Please review below our invited speakers who will be presenting as part of the Industry Track at ICHI 2018. We think this remarkable set of speakers will inspire you in your respective work!
Mamta Parakh, Product Director - Algorithms, Quartet Health
Leads strategy and development of Quartet's machine learning platform and recommendation services. She heads a team of talented data scientists and machine learning engineers dedicated to bridging the gap between physical and mental health care. Her team utilizes expert clinical input, claims, and point of care data to develop models that detect underlying mental health needs and generate care recommendations for providers and patients. Previously, Mamta led business development and pre-launch market operations for Quartet in the Pacific Northwest. Early in her career, Mamta was a management consultant in the life sciences sector, developing expertise in forecasting, patient and provider segmentation, drug pipeline decision analytics. She holds an M.S. in Management Science and Engineering from Stanford University.
David Wennberg, MD, MPH, Chief Science Officer, Quartet
Leads the Data Science and Business Development functions at Quartet, a New York-based technology company transforming the way mental health is delivered, by making it more accessible and integrated into primary care. David previously served as the Chief Executive Officer of the Northern New England Accountable Care Collaborative (NNEACC), and as the Chief Executive Officer of the High Value Health Collaborative at The Dartmouth Institute. A co-founder of Health Dialog Analytic Solutions, the analytic division of Health Dialog, David served as Health Dialog’s Chief Science Officer. David received his MD from McGill University and MPH from the Harvard School of Public Health, and is a member of the Dartmouth Institute for Health Policy and Clinical Practice faculty.
Graph-based Analytics for Historical, Unstructured Medical Data
Graph Analytics has long been used in financial and social engineering for insight discoveries and specific solution recommendations. Example use cases include anti-money laundering, cybersecurity monitoring and insurance recommendation. Graph algorithms such as Page Rank, Collaborative Filtering and Community Detection have been proven effective in discovering correlations, causations and solutions in industry-specific problems. The medical industry has gathered tremendous data over the years, with different formats such as time series data, written texts, to high-definition images. While the analysis of these data could lead to useful insights, the lack of interoperability presents a challenge to traditional information processing. In this work, we demonstrate the Graphen Ardi Platform, which combines a scalable graph database, a high-performance graph analytic engine and a cognitive user interface, to uncover interesting relationships in medical data that led to effective solutions for the industry.
Ching-Yung Lin, PhD
Dr. Ching-Yung Lin is the CEO of Graphen, Inc., a startup company dedicated to developing next-generation Artificial Intelligence technologies, especially for novel solutions in the Financial Services industry and the Healthcare industry. Before June 2017, He was the IBM Chief Scientist of Graph Computing, and an IBM Distinguished Researcher. He led the Network Science and Machine Intelligence Department in IBM T. J. Watson Research Center. He is also an Affiliate Professor at the University of Washington 2003-2009, an Adjunct Professor at NYU in 2014, and has been an Adjunct Professor at Columbia University since 2005.

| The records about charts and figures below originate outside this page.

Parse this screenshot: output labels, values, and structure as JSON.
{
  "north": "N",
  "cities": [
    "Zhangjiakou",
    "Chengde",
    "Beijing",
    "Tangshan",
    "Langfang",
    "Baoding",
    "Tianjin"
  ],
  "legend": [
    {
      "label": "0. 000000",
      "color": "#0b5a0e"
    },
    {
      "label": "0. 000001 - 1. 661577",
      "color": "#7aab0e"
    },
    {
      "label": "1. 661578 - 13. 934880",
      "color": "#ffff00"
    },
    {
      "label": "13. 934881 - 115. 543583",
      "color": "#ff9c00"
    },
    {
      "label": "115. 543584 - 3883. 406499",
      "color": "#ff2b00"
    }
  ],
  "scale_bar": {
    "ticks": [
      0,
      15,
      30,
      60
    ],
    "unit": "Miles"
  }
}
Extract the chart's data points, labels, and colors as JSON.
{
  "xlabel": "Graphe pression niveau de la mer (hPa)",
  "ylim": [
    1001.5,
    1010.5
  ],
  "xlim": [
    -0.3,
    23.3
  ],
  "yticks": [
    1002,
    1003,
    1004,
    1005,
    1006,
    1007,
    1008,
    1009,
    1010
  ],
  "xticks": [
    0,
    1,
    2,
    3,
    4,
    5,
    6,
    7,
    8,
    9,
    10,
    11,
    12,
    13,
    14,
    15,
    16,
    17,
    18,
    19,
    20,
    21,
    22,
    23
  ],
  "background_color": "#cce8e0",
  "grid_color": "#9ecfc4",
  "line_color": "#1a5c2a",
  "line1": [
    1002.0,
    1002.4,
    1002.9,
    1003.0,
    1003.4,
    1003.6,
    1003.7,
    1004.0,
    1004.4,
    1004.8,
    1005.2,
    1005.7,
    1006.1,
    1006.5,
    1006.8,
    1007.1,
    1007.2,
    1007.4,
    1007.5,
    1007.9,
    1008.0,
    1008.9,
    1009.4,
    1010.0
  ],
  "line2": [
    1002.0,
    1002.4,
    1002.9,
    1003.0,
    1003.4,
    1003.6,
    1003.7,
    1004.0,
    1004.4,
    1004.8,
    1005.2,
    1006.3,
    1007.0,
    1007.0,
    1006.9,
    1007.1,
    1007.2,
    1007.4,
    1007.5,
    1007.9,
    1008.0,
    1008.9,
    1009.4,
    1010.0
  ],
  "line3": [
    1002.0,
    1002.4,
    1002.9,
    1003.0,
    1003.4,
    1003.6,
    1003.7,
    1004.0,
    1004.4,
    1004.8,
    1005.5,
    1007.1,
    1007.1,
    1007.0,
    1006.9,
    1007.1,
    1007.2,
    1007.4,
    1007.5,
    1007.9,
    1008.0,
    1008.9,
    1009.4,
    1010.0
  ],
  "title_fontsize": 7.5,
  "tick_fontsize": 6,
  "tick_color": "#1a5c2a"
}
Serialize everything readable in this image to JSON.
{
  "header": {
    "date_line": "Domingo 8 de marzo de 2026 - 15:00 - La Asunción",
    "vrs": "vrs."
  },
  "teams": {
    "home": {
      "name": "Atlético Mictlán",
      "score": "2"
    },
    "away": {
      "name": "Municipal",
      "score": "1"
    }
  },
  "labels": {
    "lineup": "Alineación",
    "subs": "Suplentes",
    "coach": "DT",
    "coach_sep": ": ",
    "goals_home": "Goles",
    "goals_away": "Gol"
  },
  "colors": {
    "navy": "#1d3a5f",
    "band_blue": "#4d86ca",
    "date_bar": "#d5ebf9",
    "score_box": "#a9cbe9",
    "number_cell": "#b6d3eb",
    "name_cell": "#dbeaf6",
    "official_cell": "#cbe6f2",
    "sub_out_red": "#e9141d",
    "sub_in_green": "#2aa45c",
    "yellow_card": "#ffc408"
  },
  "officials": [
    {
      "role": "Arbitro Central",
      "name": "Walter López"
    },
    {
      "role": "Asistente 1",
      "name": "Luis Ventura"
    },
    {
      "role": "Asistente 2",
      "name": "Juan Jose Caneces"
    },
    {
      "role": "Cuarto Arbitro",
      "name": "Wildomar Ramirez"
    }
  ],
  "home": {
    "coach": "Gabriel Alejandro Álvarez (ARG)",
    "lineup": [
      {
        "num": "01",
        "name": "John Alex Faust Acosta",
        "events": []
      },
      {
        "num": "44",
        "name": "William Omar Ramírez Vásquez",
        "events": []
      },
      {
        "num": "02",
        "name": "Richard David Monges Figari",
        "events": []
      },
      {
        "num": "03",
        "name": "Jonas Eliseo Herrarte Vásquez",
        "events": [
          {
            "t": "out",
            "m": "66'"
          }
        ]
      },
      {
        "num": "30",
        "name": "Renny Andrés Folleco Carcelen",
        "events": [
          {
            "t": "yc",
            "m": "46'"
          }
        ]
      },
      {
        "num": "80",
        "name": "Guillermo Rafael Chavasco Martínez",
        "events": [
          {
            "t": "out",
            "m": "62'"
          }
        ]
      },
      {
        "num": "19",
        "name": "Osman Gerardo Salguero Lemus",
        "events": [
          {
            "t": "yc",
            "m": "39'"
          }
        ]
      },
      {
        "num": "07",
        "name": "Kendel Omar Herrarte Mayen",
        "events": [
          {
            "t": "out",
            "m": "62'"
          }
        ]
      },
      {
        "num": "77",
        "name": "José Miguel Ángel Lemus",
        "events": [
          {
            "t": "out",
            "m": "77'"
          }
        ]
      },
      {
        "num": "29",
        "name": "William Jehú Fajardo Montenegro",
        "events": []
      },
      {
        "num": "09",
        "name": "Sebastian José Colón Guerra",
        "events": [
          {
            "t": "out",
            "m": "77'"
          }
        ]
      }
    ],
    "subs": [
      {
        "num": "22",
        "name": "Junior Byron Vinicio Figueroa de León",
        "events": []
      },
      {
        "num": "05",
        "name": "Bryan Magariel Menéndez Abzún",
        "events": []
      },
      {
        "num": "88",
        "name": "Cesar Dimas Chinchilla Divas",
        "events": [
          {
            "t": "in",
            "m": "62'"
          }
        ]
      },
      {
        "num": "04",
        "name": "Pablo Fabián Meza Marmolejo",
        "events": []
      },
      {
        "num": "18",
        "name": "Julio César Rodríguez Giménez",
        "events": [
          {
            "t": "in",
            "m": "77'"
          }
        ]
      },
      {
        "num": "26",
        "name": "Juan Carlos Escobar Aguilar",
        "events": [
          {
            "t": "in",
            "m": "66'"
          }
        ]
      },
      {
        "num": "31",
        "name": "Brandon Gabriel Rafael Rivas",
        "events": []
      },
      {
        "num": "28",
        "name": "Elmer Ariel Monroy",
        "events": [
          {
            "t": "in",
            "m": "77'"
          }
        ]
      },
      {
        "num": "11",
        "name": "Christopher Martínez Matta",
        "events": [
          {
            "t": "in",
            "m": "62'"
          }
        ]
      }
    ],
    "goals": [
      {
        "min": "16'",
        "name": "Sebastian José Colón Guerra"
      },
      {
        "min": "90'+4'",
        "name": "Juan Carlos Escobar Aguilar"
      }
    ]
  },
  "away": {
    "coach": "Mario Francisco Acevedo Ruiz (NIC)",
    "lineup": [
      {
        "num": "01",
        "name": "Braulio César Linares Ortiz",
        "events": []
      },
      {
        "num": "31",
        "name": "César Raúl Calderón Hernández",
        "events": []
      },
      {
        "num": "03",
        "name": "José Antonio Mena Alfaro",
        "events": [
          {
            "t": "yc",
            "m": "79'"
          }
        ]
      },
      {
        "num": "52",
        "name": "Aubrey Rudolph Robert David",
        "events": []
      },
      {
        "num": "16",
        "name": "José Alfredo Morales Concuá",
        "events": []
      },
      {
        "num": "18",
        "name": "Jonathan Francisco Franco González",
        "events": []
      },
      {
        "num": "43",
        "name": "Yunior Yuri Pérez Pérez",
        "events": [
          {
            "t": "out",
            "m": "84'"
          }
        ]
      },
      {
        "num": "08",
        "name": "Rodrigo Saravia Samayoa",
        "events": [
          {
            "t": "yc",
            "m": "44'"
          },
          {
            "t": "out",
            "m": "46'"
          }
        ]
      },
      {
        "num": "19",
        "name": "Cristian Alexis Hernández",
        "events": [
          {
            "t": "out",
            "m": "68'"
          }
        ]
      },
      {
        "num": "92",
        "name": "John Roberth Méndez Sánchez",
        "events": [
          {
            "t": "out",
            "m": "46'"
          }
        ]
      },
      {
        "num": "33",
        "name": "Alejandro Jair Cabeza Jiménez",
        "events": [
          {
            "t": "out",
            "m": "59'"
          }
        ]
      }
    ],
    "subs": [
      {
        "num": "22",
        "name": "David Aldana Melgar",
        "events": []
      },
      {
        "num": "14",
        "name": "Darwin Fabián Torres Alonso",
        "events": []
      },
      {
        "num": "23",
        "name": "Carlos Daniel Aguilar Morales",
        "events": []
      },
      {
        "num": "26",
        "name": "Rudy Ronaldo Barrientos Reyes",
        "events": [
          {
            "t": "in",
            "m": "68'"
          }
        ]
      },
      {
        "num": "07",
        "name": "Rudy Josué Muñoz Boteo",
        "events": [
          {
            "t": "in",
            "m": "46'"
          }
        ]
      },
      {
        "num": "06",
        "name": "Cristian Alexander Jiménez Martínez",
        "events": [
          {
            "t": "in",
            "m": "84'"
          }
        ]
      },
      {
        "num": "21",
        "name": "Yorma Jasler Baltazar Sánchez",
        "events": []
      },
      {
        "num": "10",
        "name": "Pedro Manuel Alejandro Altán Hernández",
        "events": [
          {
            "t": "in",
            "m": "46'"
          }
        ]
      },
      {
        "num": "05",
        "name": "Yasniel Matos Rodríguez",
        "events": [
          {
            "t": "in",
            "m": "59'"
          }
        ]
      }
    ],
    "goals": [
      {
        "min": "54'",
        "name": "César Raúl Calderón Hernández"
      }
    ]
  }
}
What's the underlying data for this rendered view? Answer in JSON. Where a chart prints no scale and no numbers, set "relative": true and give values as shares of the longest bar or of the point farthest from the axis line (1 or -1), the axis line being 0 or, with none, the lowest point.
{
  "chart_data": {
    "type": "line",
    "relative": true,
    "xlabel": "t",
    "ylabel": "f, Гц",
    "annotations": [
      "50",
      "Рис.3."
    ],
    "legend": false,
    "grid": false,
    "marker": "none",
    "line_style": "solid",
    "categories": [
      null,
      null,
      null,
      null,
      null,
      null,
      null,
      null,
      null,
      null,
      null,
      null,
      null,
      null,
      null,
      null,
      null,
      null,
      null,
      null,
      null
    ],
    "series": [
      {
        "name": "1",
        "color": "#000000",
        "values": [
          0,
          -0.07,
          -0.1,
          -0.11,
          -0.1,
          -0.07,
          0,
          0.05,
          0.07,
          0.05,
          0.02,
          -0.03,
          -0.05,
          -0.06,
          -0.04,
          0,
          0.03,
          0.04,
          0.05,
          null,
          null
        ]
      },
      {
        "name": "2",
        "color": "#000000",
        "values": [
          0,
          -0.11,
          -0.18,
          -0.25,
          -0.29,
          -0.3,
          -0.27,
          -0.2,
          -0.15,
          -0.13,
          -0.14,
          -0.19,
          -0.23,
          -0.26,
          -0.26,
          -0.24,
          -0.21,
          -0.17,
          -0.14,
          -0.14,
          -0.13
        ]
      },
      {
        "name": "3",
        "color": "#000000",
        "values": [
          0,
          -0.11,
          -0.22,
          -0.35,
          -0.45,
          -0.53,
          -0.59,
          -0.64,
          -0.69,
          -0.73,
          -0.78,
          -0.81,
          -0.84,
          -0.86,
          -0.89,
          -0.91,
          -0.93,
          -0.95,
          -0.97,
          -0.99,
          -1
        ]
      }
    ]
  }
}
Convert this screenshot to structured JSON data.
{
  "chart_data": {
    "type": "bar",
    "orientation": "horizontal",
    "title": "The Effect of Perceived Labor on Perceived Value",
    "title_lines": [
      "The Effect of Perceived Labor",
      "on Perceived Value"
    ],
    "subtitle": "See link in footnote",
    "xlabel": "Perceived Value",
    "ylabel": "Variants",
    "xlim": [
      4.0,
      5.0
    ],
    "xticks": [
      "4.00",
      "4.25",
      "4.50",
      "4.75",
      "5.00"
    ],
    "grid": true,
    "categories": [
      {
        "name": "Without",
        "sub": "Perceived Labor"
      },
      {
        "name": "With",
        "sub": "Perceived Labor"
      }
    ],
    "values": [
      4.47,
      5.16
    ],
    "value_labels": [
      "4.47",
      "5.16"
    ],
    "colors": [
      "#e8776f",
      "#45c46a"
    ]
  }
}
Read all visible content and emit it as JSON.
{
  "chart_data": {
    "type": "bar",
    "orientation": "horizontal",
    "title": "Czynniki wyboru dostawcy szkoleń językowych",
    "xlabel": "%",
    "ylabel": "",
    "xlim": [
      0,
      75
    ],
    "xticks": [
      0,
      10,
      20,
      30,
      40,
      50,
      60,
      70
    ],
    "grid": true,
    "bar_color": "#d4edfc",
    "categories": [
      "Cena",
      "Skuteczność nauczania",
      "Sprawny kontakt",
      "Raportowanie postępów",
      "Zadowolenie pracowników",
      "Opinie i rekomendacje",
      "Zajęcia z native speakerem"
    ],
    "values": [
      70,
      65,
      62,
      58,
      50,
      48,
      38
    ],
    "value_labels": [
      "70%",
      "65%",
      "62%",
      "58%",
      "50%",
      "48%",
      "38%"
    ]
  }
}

Dr. Lin was elevated to IEEE Fellow in Nov 2011, the first IEEE Fellow in the area of Network Science. He is an author of 180+ publications and 30+ awarded patents. Inspired by human’s brain structure of billions to trillions of nodes and edges, hIs research interest has been on fundamental issues of full brain functioning via creating novel graph platform. He led a team of ~40 researchers from Columbia University, CMU, Northeastern Univ., Northwestern Univ., UC Berkeley, Stanford Research Institute, Rutgers Univ., Univ. of Minnesota, and NMU in the then largest US social media analysis research project from 2012 to 2015. He also led a pioneering project on predicting human behavior for cognition. In 2010, IBM Exploratory Research Career Review selected Dr. Lin as one of the five researchers "most likely to have the greatest scientific impact for IBM and the world.” His “Big Data Analytics” course in Columbia University attracts more than 300 graduate students per year, and is the Top 1 search result of Baidu search on Big Data Analytics.
In 2015, he was invited as a panelist by the American Medical Association, together with the White House Chief Data Scientist, to discuss the impact of Big Data in Healthcare. He was the founding steering committee chair of the ACM SIG Health Informatics IHI 2010-2012. He was invited as a keynote or plenary speaker in 20+ conferences, including the International Conference on Cybersecurity hosted by FBI in 2016 and the Expo 2.0 in New York Javits Convention Center. His work won 7 best paper awards, shown in 100+ press releases, and was featured 4 times by the BusinessWeek magazine, including being the Top Story of the Week in May 2009.